There are annoyances, and some were costly. My laserprinter (Canon 5550) didn't speak Mac, so I traded with Robin. Hers didn't play nice either, so I had to order a replacement printer. My digital voice recorder was history. I'd go into a computer store or Office Depot and look at how many things only plug into a PC.
The OS is still not completely natural for me. It is still a problem for me to tell where I am. On a PC, the active window is where you are. No confusion. The signal strength for which program is active is much weaker on a Mac. I have, more than once, been printing out DVD disks, and find that I've been printing out email messages instead on my disks.

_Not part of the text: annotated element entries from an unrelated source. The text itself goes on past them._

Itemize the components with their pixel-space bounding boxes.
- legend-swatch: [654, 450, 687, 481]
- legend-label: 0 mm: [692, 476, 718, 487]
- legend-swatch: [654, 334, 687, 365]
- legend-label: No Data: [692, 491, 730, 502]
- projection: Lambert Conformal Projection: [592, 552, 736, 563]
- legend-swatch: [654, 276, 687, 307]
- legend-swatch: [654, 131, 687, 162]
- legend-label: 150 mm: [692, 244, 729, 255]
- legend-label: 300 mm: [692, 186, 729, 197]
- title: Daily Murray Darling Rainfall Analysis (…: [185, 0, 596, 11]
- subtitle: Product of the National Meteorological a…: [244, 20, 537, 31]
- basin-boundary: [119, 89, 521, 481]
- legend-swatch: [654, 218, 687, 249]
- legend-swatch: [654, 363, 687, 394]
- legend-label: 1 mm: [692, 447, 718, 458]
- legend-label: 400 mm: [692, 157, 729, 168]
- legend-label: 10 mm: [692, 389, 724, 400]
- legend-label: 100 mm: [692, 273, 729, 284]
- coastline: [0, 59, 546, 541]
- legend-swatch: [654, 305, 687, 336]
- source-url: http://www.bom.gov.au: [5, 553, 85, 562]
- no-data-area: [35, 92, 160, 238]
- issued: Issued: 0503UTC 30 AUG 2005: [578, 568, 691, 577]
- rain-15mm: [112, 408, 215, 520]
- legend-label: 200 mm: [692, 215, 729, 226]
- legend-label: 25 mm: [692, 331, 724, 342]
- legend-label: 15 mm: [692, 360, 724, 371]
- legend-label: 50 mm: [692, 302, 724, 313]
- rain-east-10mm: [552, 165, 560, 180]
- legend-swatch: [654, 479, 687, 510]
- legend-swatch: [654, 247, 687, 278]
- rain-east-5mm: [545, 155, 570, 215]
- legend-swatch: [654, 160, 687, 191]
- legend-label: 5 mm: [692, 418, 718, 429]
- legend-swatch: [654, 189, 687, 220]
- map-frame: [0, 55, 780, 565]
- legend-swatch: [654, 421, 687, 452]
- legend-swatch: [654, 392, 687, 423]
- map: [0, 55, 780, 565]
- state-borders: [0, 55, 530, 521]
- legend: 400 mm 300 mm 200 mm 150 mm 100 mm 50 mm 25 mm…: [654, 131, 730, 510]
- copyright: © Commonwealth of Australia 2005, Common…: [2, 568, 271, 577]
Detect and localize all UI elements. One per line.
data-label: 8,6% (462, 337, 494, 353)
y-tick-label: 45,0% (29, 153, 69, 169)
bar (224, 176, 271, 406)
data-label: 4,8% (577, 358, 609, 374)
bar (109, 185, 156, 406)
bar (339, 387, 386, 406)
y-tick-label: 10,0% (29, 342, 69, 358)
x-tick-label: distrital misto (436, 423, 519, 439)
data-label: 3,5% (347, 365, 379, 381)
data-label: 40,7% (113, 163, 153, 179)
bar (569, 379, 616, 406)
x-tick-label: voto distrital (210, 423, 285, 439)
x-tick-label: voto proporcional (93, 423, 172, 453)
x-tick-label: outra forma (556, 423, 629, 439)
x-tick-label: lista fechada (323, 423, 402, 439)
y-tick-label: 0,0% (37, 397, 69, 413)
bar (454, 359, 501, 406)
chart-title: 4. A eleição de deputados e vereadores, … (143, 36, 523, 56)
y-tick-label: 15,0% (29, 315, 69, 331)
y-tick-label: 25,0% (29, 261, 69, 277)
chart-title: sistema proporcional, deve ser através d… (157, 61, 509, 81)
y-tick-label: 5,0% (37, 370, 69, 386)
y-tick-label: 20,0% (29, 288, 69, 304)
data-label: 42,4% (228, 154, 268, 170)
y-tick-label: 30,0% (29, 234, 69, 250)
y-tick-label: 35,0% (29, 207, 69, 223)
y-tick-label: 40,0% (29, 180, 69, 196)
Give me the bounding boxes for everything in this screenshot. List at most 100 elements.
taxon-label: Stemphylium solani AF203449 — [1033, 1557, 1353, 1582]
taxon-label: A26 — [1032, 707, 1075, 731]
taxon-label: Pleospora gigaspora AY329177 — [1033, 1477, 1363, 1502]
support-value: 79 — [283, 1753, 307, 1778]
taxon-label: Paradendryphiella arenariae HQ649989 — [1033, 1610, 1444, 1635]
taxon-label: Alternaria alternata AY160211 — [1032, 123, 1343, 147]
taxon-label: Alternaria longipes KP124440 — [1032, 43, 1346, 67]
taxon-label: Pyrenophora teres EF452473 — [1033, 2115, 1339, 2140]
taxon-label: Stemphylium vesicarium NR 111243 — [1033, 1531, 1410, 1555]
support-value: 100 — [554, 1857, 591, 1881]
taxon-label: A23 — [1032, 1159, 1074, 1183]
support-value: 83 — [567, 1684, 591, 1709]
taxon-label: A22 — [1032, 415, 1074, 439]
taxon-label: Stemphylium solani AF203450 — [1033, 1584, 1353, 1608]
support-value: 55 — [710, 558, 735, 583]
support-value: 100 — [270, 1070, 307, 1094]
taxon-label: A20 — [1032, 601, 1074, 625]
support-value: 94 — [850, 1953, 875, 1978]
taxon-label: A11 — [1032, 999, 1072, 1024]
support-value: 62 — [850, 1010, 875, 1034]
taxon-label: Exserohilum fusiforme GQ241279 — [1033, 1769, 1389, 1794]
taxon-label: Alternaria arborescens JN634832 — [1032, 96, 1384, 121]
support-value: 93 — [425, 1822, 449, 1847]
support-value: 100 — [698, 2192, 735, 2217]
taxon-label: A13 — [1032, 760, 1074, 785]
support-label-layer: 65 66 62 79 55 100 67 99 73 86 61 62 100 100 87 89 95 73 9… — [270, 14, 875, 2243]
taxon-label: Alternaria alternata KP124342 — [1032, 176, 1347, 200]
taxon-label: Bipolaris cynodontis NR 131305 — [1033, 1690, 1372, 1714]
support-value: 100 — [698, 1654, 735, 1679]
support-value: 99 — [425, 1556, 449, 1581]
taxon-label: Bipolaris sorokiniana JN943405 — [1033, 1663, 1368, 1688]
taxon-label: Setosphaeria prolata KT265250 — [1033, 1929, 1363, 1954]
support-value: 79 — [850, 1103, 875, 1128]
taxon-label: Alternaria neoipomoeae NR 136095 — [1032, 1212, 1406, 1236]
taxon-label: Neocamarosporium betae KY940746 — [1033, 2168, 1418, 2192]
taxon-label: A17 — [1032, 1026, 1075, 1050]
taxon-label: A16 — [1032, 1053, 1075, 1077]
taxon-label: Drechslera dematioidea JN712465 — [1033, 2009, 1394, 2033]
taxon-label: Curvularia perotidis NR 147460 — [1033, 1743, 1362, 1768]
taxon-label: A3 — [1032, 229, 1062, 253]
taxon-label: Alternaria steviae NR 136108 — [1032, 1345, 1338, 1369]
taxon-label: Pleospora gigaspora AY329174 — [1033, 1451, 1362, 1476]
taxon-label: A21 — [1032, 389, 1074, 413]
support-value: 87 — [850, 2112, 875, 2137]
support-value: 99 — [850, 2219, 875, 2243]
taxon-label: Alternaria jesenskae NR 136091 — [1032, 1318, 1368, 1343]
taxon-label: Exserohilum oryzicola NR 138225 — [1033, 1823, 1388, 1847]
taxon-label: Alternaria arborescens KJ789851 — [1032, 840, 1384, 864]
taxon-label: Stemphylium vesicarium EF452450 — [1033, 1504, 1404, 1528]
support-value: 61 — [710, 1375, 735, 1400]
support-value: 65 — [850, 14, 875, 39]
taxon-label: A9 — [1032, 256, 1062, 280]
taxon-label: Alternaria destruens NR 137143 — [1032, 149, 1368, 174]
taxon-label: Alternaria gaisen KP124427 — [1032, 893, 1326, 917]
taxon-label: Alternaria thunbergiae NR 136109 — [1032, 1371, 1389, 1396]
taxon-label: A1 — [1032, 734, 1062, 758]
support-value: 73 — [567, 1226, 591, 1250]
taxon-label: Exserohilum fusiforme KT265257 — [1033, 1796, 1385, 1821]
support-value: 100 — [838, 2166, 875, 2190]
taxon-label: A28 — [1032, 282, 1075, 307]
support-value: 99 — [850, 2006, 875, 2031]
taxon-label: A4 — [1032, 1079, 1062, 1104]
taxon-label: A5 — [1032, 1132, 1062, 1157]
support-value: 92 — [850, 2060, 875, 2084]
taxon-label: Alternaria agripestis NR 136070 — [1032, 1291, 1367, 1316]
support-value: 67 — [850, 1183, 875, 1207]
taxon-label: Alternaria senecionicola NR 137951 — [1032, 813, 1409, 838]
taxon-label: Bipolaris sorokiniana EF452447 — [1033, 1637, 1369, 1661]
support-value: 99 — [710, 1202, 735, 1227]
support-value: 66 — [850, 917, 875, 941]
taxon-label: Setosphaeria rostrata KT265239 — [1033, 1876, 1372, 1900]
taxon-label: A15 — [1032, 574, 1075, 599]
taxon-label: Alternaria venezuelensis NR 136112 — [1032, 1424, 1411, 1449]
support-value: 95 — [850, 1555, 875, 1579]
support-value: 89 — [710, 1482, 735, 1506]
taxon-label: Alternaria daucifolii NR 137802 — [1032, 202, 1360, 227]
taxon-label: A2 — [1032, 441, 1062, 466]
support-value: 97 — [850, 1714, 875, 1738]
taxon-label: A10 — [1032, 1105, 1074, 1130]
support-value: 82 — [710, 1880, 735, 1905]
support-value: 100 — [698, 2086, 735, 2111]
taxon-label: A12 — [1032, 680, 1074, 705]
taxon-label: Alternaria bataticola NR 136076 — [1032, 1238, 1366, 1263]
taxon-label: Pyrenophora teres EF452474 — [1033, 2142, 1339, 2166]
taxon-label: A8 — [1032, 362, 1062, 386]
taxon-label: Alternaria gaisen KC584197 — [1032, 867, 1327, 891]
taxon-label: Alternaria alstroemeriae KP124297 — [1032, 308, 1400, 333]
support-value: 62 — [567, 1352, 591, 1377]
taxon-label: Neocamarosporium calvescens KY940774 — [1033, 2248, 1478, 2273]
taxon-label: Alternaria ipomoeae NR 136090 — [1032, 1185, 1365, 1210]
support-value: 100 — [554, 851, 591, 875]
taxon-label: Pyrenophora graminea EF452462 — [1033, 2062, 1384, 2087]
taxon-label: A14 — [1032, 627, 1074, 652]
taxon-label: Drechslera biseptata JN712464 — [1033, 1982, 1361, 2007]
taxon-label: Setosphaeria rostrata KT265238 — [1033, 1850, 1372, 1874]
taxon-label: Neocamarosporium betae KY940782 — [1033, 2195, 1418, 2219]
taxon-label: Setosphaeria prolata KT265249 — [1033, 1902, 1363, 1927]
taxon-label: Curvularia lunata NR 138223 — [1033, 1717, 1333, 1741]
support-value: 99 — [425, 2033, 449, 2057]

Some programs, like Quicken for Mac, break up the elements of the program into a bunch of separate boxes, so you really have no idea where you are, and not a great chance of getting the right thing active without launching into someplace unexpected. In Photoshop the first thing I do is punch the F key to go to full screen mode, which gets to be a bother when you've got multiple files open. I've since gotten Parallels and Windows XP to run my old Quicken program, as well as my old Word 97 and Excel 97 programs. I tried the later versions of both, and hated them. These seem to run better and with less complaint in XP on the Mac.

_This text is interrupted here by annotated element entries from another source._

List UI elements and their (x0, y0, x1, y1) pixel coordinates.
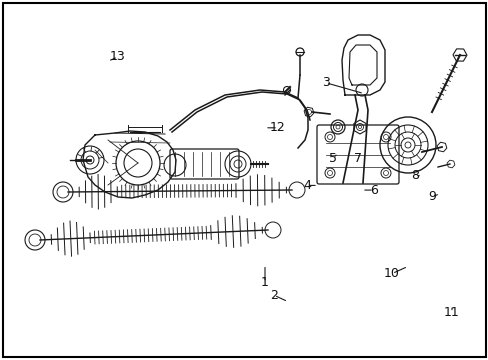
Text: 13: 13 (110, 50, 125, 63)
Text: 8: 8 (410, 169, 418, 182)
Text: 7: 7 (353, 152, 361, 165)
Text: 2: 2 (269, 289, 277, 302)
Text: 11: 11 (443, 306, 459, 319)
Text: 6: 6 (369, 184, 377, 197)
Text: 1: 1 (261, 276, 268, 289)
Text: 10: 10 (383, 267, 399, 280)
Text: 12: 12 (269, 121, 285, 134)
Text: 9: 9 (427, 190, 435, 203)
Text: 5: 5 (328, 152, 336, 165)
Text: 3: 3 (322, 76, 329, 89)
Text: 4: 4 (303, 179, 310, 192)
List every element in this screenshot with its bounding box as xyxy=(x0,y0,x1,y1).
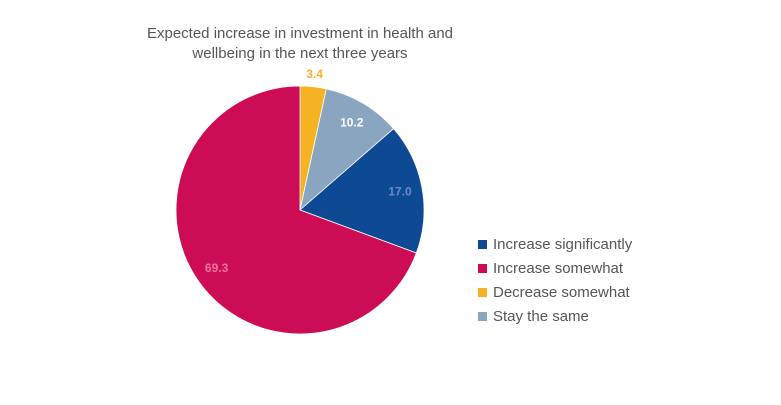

Networking seemed to be much easier for me on PCs than Macs. Once you went through the arcane procedure to set up network shares, they were cast in concrete and always there. On Macs it's been a much more hit or miss affair, with several visits by expensive techs to set it up properly. And I can only go one direction in file transfers—I still can't dump files from the desktop to the laptop via the network. One day, for no apparent reason, the file transfer system broke down completely. I'd be a gigabyte into a transfer, and I'd get the “You don't have sufficient permissions” error. The next day the problem was gone.
I can still crash both computers regularly. For a time, my Apple Mail program would fritz out, until I deleted a message in the Inbox that must have had some distasteful code. On the laptop I've been converting a batch of old videotapes to DVD through iMovie for my mother in law (John Ciardi lectures from 1982, when she brought him to the University of Northern Kentucky). After about every fifth tape the entire computer crashes with that faded out screen and that polite message about a catastrophic crash, in a tone that tries not to be unduly alarming, that you must restart the computer now please.

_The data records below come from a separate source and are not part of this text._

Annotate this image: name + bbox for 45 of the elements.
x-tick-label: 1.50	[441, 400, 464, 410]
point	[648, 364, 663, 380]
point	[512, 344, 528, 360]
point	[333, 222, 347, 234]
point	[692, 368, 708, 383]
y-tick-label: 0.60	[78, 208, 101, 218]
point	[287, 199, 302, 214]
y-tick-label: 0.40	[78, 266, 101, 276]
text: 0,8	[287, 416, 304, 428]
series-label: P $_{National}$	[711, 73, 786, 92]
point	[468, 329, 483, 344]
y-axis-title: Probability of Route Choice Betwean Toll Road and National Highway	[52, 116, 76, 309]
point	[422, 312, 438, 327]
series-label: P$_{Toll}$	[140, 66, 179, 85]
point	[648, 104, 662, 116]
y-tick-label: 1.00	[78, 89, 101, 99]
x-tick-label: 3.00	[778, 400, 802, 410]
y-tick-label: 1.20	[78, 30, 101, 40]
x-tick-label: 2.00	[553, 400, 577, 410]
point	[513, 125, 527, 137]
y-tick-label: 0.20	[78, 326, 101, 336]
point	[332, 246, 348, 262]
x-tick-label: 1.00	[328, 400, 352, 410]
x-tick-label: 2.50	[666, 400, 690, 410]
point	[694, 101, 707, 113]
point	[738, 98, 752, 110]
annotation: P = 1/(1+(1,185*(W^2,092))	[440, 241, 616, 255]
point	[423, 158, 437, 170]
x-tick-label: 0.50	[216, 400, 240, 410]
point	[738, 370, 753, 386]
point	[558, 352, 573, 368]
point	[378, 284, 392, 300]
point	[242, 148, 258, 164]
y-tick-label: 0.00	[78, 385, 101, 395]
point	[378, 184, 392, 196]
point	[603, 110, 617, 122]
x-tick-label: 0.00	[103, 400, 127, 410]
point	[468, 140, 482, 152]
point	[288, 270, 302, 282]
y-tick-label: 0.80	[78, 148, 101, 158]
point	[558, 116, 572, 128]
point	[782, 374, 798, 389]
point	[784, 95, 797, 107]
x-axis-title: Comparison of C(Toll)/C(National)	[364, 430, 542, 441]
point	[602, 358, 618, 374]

Then there was the whole mass storage debacle of trying to set up a RAID box, then a JOBOD box, and then anything that would use a sata cable. I stumped a lot of experts on that one.
I am still getting used to how Macs handle file organization. On PCs you have to be organized and know where you put things. It's something the computer asked of you all the time. “Where do you want this to go? Is that really where you want it to go? Really? You sure now?” Macs seem geared to a kind of intelligence that doesn't care where anything lives. It is still a mystery to me how file downloads over the web are handled. There's no dialog box asking me what to do with a file download. It just happens, and it goes wherever it goes, and sometimes something pops up and tells me what to do next, or it doesn't. I operate on a kind of faith that everything will turn out well in the end.
Nonetheless, whenever I have to fix something on Robin's machine, I mutter ever time, “I'm going to get you a Mac and make this easier.”
And every time Robin uses my laptop, she finds cause to yell, “I hate your computer! I don't know how to do anything!”